In recent years, a steady stream of activists like the Columbia University economist Jeffrey D. Sachs have gone there to try to make sure that any energy boom would benefit its 150,000 people, rather than politicians and companies.“Oil can be a blessing or a bane for a country,” Mr. Sachs said. “The theory was to help São Tomé avoid the resource curse.” Mr. Sachs and other activist’s mission: To prevent the country from following in footsteps of other African countries where corruption and waste typically follow oil. In Nigeria, the continent’s largest producer, most people live on less than $2 a day while politicians have stolen or squandered billions. Things, however, have not quite worked out that way. The recent Justice Department indictment of William J. Jefferson, a Democratic congressman from Louisiana, contends, for example, that he solicited a bribe from a company seeking his help with an oil-related dispute involving São Tomé. Separately, federal authorities are investigating a small Houston-based company whose only assets are large holdings in São Tomé to determine if it bribed the country’s officials. At that time, the Texas company was owned by some wildcatters and an enterprising Florida businesswoman named Noreen Wilson. In 1997, Ms. Wilson signed a $5 million contract that gave ERHC, which was then known as the Environmental Remediation Holding Corporation, exploration rights in São Tomé for 25 years. The contract was soon described by some outside experts as extremely lopsided. Soon afterward, Ms. Wilson resigned from ERHC during an investigation of the company by the Securities and Exchange Commission. But she appeared to retain an interest in the island’s future; in 2001, for instance, she apparently reached out to Mr. Jefferson for help. The attorney general’s report may have precipitated last summer’s raid on ERHC’s Houston offices by the F.B.I. Among other things, F.B.I. agents took a file marked “William Jefferson,” a reference to the Louisiana congressman, a publicly filed subpoena shows.
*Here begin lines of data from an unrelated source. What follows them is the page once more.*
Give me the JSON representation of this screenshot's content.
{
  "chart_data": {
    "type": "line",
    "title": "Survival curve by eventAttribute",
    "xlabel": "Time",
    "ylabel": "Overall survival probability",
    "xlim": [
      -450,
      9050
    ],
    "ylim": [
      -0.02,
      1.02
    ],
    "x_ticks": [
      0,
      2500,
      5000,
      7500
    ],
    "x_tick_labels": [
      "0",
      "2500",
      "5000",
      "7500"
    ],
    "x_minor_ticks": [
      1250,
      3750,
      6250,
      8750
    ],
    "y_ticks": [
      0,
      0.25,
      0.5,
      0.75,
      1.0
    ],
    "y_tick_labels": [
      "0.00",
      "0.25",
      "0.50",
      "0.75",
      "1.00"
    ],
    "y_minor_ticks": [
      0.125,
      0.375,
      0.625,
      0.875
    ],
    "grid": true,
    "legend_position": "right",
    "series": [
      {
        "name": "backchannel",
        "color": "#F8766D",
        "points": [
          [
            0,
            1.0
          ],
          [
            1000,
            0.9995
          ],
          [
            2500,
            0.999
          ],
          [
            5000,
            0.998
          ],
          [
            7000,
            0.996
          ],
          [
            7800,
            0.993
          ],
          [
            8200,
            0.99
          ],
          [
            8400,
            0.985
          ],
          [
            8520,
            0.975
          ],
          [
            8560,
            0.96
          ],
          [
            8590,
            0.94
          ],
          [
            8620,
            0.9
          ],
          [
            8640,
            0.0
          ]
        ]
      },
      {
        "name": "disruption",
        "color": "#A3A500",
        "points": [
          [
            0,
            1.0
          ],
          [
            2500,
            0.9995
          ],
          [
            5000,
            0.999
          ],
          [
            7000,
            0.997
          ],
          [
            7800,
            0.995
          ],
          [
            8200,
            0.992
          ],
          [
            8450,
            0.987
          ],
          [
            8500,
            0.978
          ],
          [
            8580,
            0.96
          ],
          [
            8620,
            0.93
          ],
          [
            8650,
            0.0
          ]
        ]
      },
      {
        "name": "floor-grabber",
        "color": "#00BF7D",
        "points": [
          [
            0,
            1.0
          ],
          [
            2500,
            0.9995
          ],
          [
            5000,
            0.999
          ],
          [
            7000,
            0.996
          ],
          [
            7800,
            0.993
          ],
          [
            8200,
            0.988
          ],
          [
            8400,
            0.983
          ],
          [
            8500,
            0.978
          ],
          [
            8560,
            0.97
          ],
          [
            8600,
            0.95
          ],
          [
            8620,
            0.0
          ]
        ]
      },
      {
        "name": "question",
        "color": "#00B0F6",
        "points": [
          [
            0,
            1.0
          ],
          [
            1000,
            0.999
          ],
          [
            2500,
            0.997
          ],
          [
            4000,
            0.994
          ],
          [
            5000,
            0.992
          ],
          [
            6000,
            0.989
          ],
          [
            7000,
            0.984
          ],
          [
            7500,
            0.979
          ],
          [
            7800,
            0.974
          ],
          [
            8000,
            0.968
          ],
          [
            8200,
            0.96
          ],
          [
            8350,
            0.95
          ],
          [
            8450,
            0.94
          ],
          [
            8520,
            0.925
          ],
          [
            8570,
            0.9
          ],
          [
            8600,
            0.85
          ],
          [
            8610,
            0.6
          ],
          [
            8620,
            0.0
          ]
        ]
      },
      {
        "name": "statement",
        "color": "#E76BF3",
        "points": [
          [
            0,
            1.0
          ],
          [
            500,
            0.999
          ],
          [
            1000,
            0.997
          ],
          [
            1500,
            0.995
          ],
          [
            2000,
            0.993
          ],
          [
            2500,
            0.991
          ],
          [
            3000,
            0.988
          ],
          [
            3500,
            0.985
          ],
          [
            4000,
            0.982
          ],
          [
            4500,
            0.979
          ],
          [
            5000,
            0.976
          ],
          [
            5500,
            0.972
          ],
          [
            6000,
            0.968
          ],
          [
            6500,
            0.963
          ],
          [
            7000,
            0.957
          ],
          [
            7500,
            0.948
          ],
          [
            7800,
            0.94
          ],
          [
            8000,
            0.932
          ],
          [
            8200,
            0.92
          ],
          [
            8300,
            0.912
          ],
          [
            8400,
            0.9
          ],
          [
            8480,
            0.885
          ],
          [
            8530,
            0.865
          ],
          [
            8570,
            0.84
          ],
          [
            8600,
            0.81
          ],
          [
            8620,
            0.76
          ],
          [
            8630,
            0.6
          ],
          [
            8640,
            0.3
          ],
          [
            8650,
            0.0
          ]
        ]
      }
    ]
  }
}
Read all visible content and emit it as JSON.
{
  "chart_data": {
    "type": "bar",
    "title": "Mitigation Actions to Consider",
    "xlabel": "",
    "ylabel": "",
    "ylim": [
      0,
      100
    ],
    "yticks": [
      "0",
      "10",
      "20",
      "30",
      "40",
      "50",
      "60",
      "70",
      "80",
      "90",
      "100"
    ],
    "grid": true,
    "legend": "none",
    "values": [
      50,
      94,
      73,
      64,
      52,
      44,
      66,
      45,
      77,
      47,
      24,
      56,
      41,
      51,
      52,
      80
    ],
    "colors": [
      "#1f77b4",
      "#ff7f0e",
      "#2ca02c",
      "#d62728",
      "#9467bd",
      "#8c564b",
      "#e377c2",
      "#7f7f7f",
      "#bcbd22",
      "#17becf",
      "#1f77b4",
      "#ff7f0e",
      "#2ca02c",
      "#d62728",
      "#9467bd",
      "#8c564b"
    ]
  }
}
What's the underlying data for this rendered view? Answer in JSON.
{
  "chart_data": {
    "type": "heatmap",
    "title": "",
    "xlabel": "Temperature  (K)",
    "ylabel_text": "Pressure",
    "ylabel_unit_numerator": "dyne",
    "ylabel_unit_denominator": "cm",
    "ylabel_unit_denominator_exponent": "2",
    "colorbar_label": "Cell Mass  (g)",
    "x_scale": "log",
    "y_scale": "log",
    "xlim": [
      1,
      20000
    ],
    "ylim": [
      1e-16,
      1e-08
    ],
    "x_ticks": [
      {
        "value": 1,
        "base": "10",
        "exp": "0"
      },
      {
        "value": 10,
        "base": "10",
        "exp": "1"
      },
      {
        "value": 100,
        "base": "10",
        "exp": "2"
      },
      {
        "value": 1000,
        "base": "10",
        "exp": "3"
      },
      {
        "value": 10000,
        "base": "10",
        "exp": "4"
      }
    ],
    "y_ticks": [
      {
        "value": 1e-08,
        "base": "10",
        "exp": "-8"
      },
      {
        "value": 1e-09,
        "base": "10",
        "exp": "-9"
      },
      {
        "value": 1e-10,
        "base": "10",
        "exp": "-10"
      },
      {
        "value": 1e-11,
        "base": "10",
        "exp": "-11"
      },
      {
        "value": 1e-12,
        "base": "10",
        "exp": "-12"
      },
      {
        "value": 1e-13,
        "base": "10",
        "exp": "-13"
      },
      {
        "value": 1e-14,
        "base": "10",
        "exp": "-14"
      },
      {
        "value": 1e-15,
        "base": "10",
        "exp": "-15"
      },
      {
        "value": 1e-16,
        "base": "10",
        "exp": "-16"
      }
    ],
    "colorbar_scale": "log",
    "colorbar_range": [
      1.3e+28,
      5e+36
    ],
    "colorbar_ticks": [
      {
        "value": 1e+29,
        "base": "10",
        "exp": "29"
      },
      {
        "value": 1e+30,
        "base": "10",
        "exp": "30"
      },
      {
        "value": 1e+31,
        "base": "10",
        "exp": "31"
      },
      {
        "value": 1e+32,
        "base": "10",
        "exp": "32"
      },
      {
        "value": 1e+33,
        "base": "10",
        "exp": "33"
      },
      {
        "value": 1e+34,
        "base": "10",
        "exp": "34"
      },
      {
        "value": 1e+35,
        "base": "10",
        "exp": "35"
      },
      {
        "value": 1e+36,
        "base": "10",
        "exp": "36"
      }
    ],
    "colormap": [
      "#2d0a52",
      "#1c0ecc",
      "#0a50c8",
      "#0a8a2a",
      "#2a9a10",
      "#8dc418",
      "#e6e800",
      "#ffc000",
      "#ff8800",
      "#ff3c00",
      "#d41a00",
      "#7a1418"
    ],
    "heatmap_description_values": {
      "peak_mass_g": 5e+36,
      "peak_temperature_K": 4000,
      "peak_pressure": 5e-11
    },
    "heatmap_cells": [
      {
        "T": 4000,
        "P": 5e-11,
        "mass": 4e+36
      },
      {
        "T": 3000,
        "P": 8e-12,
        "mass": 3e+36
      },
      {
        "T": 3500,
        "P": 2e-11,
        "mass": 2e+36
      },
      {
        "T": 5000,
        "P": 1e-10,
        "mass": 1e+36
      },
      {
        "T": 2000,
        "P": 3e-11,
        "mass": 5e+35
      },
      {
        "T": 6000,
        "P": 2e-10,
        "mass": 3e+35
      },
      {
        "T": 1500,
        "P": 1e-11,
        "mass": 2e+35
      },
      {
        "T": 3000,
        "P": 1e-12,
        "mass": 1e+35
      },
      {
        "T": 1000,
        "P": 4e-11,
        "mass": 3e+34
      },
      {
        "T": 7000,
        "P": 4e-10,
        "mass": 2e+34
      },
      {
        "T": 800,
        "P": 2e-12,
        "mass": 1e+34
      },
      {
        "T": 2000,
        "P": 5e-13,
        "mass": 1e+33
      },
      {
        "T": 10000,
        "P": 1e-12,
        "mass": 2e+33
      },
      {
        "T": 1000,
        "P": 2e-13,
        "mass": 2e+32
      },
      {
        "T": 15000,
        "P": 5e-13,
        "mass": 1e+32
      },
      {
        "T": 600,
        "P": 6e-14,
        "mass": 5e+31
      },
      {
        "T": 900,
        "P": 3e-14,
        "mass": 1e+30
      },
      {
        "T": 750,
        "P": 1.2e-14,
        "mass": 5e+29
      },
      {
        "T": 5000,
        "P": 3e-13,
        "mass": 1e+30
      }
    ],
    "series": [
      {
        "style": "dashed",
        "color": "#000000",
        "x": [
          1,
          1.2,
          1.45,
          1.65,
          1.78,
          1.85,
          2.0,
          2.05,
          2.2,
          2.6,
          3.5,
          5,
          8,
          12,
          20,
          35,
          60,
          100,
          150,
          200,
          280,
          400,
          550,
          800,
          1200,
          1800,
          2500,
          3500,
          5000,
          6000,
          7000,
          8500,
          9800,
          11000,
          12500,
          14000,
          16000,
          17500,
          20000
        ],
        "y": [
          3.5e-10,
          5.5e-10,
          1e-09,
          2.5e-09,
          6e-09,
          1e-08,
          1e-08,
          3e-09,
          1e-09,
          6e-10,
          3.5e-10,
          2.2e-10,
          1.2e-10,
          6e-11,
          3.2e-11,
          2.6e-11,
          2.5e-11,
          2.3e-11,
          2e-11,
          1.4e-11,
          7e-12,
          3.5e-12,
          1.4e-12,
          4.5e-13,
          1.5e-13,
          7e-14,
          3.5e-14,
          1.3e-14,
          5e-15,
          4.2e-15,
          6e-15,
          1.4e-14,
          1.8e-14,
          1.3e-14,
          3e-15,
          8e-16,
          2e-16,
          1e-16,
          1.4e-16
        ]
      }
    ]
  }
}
A Columbia University team and others helped draft a new oil law that contained safeguards to make sure São Tomé spent its oil-related revenue properly. The team then traveled around the country, holding meetings on cocoa plantations and in churches, where they explained to residents how the new statute would protect their interests. Unfortunately, by late 2005, some companies that won blocs in the zone controlled jointly by São Tomé and its neighbor were headed by Nigerian businessmen with political ties but no oil experience. In addition, the report found some large multinational oil companies were so suspicious of ERHC that they decided not to bid and added that ERHC “may have made improper payments to government officials.” Whatever the case, ERHC has emerged thus far as the biggest winner in São Tomé. Over the last year, it has sold off various rights to its holdings in São Tomé, making tens of millions of dollars in the process.
Fradique de Menezes, the country’s president, who met on several occasions with Mr. Jefferson, did not respond to repeated requests to be interviewed for this article.